Tuesday, March 12, 2002 :::
Here's a lil sum'in sum'in I wrote over X-Mas break titled: Eternal Resolution.
I am a klutz. Falling easily. Sometimes it's hard to get up off the slick ground. I try to scratch, but my nails don't have teeth yet, so they gum the tile. And I can feel the bruises forming on my knees. I can almost make out my reflection, mangled more by the misplaced strands of hair then the cracks mirrored in my eyes. As on mornings of nights spent scratching skin against skin. Freshly waxed thighs glistning in persperation. Making out perfection through a naked mans eyes.
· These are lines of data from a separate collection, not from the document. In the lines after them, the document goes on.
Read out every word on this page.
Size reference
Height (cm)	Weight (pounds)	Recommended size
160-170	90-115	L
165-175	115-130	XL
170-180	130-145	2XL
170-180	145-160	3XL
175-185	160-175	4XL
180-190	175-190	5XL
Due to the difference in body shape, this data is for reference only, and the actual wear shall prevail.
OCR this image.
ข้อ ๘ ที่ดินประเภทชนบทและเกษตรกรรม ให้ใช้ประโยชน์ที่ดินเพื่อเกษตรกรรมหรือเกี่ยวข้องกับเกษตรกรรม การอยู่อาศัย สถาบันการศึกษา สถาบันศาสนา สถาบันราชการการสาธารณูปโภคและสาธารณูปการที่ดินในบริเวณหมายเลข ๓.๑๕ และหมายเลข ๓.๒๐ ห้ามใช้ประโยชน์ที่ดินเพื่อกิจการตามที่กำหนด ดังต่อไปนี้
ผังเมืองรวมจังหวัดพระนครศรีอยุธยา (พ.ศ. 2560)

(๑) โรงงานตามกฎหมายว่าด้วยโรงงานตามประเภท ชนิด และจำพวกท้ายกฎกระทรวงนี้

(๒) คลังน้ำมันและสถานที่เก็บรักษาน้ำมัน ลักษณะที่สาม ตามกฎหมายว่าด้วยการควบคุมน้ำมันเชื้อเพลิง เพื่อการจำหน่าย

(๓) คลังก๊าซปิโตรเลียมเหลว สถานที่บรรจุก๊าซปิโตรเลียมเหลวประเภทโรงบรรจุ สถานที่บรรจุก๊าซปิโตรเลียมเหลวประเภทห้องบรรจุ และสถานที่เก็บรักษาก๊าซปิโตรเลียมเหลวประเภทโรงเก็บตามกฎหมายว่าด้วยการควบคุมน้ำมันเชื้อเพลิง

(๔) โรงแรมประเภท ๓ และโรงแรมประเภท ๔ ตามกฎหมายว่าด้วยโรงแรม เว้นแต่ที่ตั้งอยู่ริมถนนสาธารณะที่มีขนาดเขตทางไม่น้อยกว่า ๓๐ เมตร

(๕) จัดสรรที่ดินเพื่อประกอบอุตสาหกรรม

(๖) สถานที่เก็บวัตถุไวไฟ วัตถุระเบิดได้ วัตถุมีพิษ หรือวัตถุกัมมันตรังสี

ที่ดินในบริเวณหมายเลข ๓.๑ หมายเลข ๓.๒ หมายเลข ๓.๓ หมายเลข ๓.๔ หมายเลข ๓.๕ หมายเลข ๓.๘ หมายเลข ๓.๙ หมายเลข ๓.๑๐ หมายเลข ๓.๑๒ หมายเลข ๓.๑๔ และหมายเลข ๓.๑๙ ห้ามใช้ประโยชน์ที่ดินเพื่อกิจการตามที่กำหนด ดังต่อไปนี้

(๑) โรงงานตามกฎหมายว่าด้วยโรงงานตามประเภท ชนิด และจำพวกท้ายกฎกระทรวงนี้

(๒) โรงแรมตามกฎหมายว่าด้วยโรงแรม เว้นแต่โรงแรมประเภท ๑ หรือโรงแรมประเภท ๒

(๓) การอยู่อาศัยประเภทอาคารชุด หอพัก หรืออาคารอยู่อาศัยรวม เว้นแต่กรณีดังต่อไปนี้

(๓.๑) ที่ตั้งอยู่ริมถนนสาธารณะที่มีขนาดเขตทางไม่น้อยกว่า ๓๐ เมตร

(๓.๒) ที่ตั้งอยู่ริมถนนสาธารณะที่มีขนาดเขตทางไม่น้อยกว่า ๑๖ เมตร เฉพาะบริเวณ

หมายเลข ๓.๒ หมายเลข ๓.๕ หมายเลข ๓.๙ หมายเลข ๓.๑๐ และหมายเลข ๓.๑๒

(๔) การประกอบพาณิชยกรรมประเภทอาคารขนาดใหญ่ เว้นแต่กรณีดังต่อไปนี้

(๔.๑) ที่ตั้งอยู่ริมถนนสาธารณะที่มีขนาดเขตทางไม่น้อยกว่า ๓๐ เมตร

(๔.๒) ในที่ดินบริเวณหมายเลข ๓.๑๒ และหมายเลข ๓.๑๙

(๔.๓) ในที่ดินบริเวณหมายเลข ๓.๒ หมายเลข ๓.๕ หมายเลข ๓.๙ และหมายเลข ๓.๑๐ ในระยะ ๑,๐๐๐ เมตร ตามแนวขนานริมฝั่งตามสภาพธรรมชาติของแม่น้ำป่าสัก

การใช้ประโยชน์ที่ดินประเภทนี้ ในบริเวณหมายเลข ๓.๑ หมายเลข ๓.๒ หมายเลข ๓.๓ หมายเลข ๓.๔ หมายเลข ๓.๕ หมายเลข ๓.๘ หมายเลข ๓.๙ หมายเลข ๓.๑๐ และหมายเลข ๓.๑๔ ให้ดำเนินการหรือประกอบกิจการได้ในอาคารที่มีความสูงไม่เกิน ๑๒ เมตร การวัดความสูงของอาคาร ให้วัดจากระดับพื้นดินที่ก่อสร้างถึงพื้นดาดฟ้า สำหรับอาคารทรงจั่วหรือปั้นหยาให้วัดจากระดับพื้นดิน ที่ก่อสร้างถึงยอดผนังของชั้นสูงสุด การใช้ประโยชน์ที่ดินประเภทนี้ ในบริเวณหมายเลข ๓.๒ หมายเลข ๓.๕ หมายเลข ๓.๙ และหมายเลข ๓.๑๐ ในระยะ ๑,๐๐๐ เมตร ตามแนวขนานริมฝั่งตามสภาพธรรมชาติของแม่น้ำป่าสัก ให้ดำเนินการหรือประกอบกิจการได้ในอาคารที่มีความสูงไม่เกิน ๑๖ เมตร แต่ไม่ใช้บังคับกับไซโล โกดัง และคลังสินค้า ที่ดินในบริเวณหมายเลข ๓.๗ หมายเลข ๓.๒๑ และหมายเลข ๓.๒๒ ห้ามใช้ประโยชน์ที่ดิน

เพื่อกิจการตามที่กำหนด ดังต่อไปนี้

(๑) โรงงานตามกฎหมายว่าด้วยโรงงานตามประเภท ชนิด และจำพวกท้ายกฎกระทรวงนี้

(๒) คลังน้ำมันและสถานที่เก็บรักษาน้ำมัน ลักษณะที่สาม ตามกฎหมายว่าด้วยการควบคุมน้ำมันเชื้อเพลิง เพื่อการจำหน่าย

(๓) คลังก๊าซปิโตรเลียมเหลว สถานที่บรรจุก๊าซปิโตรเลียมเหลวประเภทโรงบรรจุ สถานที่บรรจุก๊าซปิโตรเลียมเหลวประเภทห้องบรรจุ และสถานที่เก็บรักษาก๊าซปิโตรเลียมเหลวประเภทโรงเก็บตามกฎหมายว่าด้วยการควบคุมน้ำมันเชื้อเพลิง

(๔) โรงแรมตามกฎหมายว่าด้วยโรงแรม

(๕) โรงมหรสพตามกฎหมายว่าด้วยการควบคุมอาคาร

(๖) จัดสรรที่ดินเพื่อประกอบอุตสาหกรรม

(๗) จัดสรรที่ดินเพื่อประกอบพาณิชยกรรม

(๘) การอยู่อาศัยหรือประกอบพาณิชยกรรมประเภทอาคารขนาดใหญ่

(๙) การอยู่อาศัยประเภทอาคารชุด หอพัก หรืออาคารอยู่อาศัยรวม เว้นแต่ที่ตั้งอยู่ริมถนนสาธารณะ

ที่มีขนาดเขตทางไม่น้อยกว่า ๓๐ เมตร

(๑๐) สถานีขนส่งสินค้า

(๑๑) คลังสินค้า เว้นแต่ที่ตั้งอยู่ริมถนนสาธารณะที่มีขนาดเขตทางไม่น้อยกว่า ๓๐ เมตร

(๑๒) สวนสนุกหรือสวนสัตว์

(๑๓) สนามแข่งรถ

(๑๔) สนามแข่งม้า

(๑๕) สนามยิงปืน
I can feel the bruises forming from the clumsy fall, & sometimes it's hard to get up. I am a klutz. Dropping shit. Sometimes it's hard to pick up all the pieces scattered around my feet. So tiny. There always seems to be one stuck under my skin, pulsing & stinging until I can gum it out. There's lots of little shreds in there-not enough to cause hemmorage, just enough to be annoying. But I'm the one who broke to pieces. Loosing grasp. And sometimes it's hard to put it back together. I am a klutz. Tripping over myself. Damaging my skin every day with each puff of light air. But if you were to see me, doing that dance I do: Hips shakin' just right. Lips smakin' just right. Words forming just right. You'd never know.